Dodaje, że jeszcze gorzej sytuacja wygląda z inwestycjami wodnymi.
- Każda z nich wchodzi w poważny konflikt z obszarami chronionymi w ramach programu Natura 2000. Dlatego też trzeba będzie postawić pytanie, czy na przykład budowa danego zbiornika retencyjnego jest potrzebna i czy celów, które ma on spełnić, nie można zrealizować w inny sposób - podkreśla ekspert WWF.
KOMISJA EUROPEJSKA GROZI POLSCE KARĄKomisja Europejska rozpoczęła wczoraj drugi etap procedury, zmierzający do ukarania Polski za budowę obwodnicy, która ma przecinać Dolinę Rospudy. Sprawa dotyczy także siedmiu innych inwestycji w ramach tzw. Via Baltica, w tym m.in. obwodnicy Wasilkowa. Nasz kraj musi w ekspresowym tempie (ma na to tydzień, choć normalnie KE daje państwom członkowskim dwa miesiące) przekonać Brukselę, że inwestycja nie narusza unijnego prawa w obszarze ekologii. Wyjaśnienia, które w połowie lutego resort środowiska przekazał KE, okazały się niezadowalające. Jeśli i tak się stanie tym razem, to do Europejskiego Trybunału Sprawiedliwości trafi wniosek o stwierdzenie naruszenia unijnego prawa. Można spodziewać się, że decyzja ETS zapadnie szybko, bo KE argumentuje, że sytuacja jest nadzwyczajna. Oprócz nakazu wstrzymania inwestycji (w grudniu ub.r. Komisja uzyskała od Trybunału podobny nakaz w sprawie przepisów o polowaniu na szpaki we włoskim regionie Liguria) unijni sędziowie mogą nałożyć na Polskę karę do 20 mln euro.
Nie tylko inwestycje infrastrukturalne, realizowane na poziomie centralnym, mogą mieć problem z obszarami Natura 2000. Będzie to poważny problem także dla samorządów oraz firm. Przykładem jest Świnoujście, w którym ma powstać za około 400 mln euro terminal do odbioru skroplonego gazu ziemnego (LNG). Inwestorem jest Polskie Górnictwo Naftowe i Gazownictwo.
Zdaniem Andrzeja Szczodrego, wiceprezydenta Świnoujścia, otoczenie miasta ścisłym kordonem obszarów chronionych powoduje, że realizacja tego projektu może napotkać trudne do przezwyciężenia bariery.

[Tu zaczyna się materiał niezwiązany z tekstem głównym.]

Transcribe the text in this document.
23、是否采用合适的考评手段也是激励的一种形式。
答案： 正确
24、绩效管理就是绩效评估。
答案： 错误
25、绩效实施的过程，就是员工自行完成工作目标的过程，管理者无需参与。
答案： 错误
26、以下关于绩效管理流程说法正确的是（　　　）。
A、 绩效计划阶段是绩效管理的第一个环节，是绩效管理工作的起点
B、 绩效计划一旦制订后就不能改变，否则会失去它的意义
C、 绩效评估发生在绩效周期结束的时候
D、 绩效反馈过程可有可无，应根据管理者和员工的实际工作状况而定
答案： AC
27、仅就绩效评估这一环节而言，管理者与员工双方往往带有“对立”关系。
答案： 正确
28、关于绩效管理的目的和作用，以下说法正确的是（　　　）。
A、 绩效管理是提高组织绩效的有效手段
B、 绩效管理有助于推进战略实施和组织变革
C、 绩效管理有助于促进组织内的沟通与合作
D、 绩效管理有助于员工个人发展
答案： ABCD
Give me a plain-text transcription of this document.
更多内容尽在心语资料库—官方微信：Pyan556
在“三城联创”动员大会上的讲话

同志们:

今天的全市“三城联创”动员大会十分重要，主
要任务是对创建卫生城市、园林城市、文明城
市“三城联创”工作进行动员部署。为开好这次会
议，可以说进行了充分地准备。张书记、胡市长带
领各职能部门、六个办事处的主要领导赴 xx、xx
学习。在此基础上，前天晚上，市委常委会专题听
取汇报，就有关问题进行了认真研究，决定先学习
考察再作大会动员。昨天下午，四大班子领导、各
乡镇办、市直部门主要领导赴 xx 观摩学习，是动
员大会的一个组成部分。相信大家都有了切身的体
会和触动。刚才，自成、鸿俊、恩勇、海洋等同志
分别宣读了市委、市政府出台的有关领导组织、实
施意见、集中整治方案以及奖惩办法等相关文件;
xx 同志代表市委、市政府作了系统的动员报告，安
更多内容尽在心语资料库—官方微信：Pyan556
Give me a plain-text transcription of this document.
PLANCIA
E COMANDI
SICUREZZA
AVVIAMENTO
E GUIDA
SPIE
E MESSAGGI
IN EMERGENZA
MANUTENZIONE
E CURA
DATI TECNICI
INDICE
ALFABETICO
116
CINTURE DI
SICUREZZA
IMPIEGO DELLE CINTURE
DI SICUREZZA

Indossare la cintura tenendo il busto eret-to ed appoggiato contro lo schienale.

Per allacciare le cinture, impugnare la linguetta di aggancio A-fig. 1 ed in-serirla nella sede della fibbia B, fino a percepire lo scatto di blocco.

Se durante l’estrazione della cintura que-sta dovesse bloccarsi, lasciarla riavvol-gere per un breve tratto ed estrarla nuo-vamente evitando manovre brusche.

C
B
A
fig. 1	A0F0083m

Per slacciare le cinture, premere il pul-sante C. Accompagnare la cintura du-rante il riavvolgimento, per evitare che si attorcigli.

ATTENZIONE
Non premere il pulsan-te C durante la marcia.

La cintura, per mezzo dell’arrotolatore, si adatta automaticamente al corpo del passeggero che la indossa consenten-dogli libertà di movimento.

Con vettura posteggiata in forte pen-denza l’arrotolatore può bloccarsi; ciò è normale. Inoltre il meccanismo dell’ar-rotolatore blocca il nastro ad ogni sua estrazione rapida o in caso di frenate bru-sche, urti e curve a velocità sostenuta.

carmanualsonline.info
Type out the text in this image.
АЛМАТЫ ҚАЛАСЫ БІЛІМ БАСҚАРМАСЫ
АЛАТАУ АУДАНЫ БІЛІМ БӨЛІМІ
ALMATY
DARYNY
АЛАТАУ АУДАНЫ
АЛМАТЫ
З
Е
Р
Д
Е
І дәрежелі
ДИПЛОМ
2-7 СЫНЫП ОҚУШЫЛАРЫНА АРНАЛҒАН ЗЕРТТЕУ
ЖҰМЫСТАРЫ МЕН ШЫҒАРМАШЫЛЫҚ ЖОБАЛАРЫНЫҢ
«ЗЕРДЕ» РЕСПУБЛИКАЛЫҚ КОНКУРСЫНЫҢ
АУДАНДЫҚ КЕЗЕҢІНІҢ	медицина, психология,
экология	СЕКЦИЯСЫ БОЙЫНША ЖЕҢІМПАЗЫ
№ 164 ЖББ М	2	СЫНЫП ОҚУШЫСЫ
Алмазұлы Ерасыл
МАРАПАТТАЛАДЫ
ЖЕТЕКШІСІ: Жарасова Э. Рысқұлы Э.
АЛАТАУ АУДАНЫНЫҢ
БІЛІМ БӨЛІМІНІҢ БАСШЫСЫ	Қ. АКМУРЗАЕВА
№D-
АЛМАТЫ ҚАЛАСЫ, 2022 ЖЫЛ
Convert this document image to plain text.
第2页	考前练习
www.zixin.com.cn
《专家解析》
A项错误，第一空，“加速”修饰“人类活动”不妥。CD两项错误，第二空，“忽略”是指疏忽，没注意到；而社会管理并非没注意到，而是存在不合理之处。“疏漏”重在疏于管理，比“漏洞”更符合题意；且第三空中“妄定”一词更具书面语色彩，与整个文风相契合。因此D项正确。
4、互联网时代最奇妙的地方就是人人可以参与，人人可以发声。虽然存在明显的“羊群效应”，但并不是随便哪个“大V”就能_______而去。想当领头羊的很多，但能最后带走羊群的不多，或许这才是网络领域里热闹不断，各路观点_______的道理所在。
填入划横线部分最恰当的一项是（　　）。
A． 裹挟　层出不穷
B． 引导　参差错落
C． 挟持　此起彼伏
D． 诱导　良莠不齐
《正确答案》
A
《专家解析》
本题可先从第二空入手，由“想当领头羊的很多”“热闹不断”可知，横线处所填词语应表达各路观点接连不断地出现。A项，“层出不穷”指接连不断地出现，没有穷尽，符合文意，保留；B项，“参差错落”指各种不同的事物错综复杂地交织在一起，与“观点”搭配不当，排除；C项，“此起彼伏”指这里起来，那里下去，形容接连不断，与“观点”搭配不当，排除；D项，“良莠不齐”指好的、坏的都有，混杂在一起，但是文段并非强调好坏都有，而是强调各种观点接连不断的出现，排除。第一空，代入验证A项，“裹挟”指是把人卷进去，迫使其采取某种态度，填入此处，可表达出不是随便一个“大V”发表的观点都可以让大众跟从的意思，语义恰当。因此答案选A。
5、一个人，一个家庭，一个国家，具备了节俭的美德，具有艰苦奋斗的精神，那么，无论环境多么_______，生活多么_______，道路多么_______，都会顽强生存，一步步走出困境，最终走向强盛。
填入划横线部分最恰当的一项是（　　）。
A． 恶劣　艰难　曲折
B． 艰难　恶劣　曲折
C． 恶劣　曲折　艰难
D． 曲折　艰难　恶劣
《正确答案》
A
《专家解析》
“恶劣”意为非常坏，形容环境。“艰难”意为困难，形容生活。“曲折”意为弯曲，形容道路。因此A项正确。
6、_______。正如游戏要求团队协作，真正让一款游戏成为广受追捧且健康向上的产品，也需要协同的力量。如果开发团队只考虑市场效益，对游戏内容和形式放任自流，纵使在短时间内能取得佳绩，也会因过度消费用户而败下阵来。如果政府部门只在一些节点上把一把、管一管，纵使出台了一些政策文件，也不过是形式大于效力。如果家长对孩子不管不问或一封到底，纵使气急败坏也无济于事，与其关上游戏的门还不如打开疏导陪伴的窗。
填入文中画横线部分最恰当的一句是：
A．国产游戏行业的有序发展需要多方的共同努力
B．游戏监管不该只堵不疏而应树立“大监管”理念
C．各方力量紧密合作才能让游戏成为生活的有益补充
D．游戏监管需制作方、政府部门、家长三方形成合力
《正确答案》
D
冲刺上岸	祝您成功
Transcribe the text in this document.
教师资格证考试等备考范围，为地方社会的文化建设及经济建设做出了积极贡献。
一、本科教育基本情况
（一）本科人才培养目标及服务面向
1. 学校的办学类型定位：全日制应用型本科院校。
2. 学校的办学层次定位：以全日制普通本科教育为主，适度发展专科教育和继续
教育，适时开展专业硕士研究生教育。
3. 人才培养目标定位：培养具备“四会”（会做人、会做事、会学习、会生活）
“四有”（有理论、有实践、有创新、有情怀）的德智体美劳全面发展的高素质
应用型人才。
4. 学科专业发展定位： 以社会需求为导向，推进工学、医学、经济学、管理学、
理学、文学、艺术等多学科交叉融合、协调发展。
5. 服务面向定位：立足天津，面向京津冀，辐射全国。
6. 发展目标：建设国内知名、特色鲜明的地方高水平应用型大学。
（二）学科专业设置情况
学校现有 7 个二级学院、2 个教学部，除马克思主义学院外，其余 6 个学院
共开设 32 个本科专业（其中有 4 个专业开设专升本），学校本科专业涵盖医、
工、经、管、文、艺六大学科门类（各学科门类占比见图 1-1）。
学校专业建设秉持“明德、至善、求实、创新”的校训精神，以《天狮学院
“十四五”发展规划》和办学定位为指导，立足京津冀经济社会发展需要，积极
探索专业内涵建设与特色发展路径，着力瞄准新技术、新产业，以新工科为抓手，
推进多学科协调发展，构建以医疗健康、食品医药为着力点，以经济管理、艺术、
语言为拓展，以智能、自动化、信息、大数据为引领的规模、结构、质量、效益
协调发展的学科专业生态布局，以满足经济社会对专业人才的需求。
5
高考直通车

- Na podstawie wstępnych informacji, które uzyskaliśmy z resortu środowiska, wiemy, że realizacja inwestycji nie jest zagrożona. Jednak nie da się uniknąć rekompensat środowiskowych oraz przeciągających się w nieskończoność procedur - mówi A. Szczodry.
Obawia się przy tym, że gdy w końcu rozpocznie się budowa portu, to do Świnoujścia zawitają ekolodzy, by zablokować inwestycje. Jak dowiedziała się GP, organizacje ekologiczne mogą potraktować terminal tak samo poważnie jak obwodnicę Augustowa.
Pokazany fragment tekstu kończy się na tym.